En guise de pièce maîtresse du week-end Grèce de la Philharmonie de Paris, l’Orchestre Pasdeloup a conçu un programme hétéroclite, autour de pièces inspirées par différentes figures mythologiques. De Beethoven à Augusta Holmès, les musiciens parcourent près d’un siècle d’écriture symphonique épique et imagée, avec une certaine agilité. Seule ombre au tableau : un Concerto n° 4 de Beethoven finalement un peu hors-sujet, qui détourne l’attention du spectateur de cette construction globale pourtant bien pensée.
Le concert débute avec l’Ouverture des Créatures de Prométhée de Beethoven. Dans le cadre de l’Académie La Maestra, destinée aux cheffes d’orchestre lauréates du concours du même nom l’an passé, l’œuvre est dirigée par la jeune cheffe grecque Eleni Papakyriakou. Avec une gestuelle très précise, voire un peu raide, elle en propose une lecture vigoureuse, au rythme solidement souligné par des accents impeccables, au risque de basculer parfois du côté de la lourdeur. Malgré tout, les timbres qu’elle obtient de certains musiciens, comme les puissantes cordes graves ou l’élégant hautbois, suffisent à retenir l’attention du spectateur.
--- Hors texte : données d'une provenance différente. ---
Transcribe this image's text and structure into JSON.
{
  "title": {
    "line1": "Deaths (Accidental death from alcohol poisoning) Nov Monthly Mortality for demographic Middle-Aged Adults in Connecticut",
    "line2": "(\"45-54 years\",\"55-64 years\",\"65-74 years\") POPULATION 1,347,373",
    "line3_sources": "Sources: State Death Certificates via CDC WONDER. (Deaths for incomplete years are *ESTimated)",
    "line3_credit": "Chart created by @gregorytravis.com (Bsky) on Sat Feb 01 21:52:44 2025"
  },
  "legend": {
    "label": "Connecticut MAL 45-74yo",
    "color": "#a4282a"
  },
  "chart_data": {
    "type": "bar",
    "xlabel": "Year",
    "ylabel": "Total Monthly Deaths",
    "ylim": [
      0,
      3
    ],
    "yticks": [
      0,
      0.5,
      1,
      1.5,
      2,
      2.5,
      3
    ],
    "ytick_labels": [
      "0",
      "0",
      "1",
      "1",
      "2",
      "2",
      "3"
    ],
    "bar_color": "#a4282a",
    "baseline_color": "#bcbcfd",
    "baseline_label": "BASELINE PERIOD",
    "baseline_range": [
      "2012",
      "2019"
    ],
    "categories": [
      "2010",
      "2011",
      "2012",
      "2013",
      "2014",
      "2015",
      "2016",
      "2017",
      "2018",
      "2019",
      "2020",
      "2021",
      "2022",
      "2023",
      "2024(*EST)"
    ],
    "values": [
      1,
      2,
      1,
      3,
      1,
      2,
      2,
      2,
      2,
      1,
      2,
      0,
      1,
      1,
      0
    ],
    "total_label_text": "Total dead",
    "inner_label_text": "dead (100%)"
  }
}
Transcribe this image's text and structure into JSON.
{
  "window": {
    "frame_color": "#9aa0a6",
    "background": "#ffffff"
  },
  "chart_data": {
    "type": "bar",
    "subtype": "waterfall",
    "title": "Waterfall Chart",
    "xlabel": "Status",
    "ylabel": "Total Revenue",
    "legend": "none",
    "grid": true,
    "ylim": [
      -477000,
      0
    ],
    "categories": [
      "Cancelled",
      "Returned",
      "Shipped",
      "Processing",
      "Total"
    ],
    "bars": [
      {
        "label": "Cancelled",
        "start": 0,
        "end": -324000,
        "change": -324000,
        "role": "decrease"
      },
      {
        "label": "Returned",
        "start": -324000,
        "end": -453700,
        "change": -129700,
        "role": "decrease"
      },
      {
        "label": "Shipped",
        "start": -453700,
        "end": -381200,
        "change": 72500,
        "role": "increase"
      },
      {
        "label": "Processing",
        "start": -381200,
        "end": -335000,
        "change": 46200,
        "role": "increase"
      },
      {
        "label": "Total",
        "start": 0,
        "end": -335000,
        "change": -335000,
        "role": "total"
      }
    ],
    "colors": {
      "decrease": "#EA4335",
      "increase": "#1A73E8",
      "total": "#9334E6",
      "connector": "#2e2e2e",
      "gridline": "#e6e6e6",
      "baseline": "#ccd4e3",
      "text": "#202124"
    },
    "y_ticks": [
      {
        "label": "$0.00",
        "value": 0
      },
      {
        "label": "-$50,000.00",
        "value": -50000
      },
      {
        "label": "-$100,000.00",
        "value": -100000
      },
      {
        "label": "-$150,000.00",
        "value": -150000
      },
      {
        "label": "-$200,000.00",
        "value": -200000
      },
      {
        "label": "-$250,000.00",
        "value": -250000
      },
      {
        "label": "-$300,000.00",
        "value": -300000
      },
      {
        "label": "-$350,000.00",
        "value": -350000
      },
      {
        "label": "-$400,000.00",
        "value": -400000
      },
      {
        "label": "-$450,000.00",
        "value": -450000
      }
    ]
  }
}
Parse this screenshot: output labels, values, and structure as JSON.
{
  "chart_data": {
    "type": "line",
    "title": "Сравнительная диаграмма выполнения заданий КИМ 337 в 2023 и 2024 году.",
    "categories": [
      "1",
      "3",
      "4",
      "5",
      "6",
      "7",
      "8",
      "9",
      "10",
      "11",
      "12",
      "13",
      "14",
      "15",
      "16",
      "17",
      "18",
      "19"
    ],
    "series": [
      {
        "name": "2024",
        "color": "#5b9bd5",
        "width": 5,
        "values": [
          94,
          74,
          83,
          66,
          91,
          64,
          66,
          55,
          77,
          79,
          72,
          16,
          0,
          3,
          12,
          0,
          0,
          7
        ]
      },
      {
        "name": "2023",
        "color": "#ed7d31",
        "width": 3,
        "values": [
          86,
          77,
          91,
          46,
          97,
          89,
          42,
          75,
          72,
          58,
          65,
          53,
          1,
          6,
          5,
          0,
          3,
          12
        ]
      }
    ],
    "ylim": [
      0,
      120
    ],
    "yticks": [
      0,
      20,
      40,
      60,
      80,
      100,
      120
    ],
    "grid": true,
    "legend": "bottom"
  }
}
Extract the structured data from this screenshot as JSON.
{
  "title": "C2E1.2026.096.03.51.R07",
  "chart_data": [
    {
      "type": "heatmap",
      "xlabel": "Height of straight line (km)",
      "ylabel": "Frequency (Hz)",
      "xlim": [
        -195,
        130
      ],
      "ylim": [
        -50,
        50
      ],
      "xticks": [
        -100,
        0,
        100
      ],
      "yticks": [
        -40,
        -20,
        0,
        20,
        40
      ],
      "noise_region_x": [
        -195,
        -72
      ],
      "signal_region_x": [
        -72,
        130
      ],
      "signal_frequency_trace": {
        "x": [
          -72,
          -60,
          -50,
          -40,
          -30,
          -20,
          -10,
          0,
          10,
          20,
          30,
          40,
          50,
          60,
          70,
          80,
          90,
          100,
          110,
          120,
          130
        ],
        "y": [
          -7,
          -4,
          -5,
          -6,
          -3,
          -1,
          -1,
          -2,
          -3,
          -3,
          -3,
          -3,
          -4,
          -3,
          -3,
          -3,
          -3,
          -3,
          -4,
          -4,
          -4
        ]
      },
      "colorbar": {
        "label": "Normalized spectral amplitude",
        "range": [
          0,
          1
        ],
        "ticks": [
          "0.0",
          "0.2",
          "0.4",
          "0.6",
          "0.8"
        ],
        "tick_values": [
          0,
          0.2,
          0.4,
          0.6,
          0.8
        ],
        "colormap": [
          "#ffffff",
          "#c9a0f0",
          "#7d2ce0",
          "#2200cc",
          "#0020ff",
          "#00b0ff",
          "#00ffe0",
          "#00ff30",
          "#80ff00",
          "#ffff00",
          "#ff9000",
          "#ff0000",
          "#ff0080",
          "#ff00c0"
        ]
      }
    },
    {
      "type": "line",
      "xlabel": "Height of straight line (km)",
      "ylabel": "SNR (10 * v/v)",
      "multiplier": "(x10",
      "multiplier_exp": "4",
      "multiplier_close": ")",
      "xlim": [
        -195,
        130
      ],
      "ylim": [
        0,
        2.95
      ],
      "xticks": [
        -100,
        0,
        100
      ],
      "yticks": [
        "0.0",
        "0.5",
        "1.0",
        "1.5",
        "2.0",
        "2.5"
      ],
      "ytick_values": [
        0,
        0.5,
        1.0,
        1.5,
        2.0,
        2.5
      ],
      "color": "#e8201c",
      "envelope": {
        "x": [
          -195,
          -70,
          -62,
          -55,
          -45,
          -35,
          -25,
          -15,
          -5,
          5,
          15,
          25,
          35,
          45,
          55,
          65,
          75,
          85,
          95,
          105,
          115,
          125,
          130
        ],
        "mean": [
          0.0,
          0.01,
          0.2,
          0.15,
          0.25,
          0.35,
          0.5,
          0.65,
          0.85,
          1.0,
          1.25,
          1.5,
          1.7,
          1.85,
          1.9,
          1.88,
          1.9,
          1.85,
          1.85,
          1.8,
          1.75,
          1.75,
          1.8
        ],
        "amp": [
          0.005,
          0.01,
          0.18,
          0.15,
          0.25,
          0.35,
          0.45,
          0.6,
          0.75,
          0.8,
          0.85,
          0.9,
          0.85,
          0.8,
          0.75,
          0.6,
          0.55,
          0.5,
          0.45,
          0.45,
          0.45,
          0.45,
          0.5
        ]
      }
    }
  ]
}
Ce n’est toutefois qu’un prélude au Concerto pour piano n° 4, relié un peu artificiellement à ce programme mythologique grâce à une vague évocation d’un passage de la légende d’Orphée dans l’Andante con moto. Au piano, Orphée est en l’occurrence François Dumont. Le jeu parfois un peu froid du soliste brille surtout dans les nuances les plus douces, lorsque ses aigus se font lumineux. Ainsi, plutôt qu’à son Allegro moderato dont les traits sont si soigneusement détachés qu’ils en deviennent presque pesants, on s’attachera à son Andante con moto, lorsqu’il parvient à adoucir le son jusqu’à lui donner un aspect voilé et une couleur mystérieuse. Dirigé cette fois par Monika Wolińska, à la gestuelle ample et volubile, l’orchestre fait preuve d’une grande délicatesse dans le premier mouvement : les violons restent moelleux, les bois incroyablement purs. L'ensemble est moins convaincant dans le deuxième, les cordes ne parvenant pas à créer de continuité entre leurs différentes interventions, et dans le finale où les musiciens, cantonnés à un rôle de ponctuation, ne sont pas toujours parfaitement synchronisés. Mais ce que l’on regrette surtout, c’est finalement l’aspect monolithique de l’ensemble, qu’il s’agisse du pianiste qui privilégie parfois la recherche de puissance à celle des contrastes, ou de la cheffe qui ne parvient pas toujours à construire les gradations spectaculaires que permet l’œuvre. Cela n’enlève rien à la grande clarté de cette version ; le public, particulièrement enthousiaste, obtiendra d’ailleurs en bis un mouvement tout aussi maîtrisé de la sonate La Tempête.